There are a few negatives of this book. First, in some places it would have been useful to have included a cross-reference to other relevant chapters, such as mention in the nuclear envelope chapter that nuclear pores and traffic are ignored because they are covered in a subsequent chapter. Little is mentioned about the link of lamins with various diseases such as that of premature aging (progeria), and the reader does not discover this until the end of the book in the concluding section on diseases. Second, the accompanying figures are variable, and some chapters would have benefitted from more figures of original data or from summary cartoons.

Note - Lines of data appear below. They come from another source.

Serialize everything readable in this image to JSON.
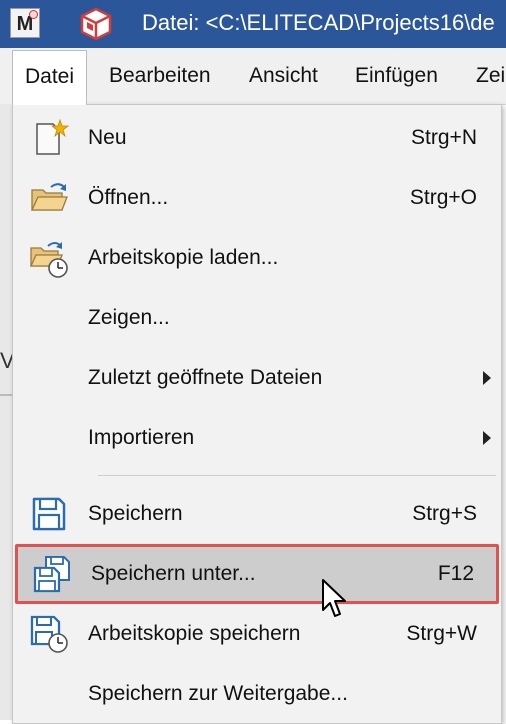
{
  "titlebar": {
    "app_letter": "M",
    "title": "Datei: <C:\\ELITECAD\\Projects16\\de"
  },
  "menubar": {
    "items": [
      {
        "label": "Datei"
      },
      {
        "label": "Bearbeiten"
      },
      {
        "label": "Ansicht"
      },
      {
        "label": "Einfügen"
      },
      {
        "label": "Zei"
      }
    ]
  },
  "background": {
    "partial_letter": "V"
  },
  "file_menu": {
    "items": [
      {
        "label": "Neu",
        "shortcut": "Strg+N",
        "icon": "new-document-icon"
      },
      {
        "label": "Öffnen...",
        "shortcut": "Strg+O",
        "icon": "open-folder-icon"
      },
      {
        "label": "Arbeitskopie laden...",
        "shortcut": "",
        "icon": "load-working-copy-icon"
      },
      {
        "label": "Zeigen...",
        "shortcut": ""
      },
      {
        "label": "Zuletzt geöffnete Dateien",
        "shortcut": "",
        "submenu": true
      },
      {
        "label": "Importieren",
        "shortcut": "",
        "submenu": true
      },
      {
        "label": "Speichern",
        "shortcut": "Strg+S",
        "icon": "save-icon"
      },
      {
        "label": "Speichern unter...",
        "shortcut": "F12",
        "icon": "save-as-icon",
        "highlighted": true
      },
      {
        "label": "Arbeitskopie speichern",
        "shortcut": "Strg+W",
        "icon": "save-working-copy-icon"
      },
      {
        "label": "Speichern zur Weitergabe...",
        "shortcut": ""
      }
    ]
  },
  "colors": {
    "titlebar": "#2b579a",
    "highlight_border": "#e05252",
    "highlight_bg": "#cdcdcd",
    "save_icon": "#2b6cb0"
  }
}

Third, in some chapters the coverage and references are somewhat incomplete. For example, the DNA replication chapter does not include some important recent papers (from David Gilbert, Carl Schildkraut and others) on timing of DNA synthesis. Fourth, the reprinted tables of compositional and quantitative nuclear parameters from a 1976 handbook at the end of the book may be less useful than envisioned by the editors. Instead, an updated table of David Spector's “Snapshot” article in Cell in 2006 would have been a nice addition. Despite these somewhat minor issues, the positives far outweigh the negatives and this book is highly recommended as worth having on one's bookshelf. It is a valuable resource.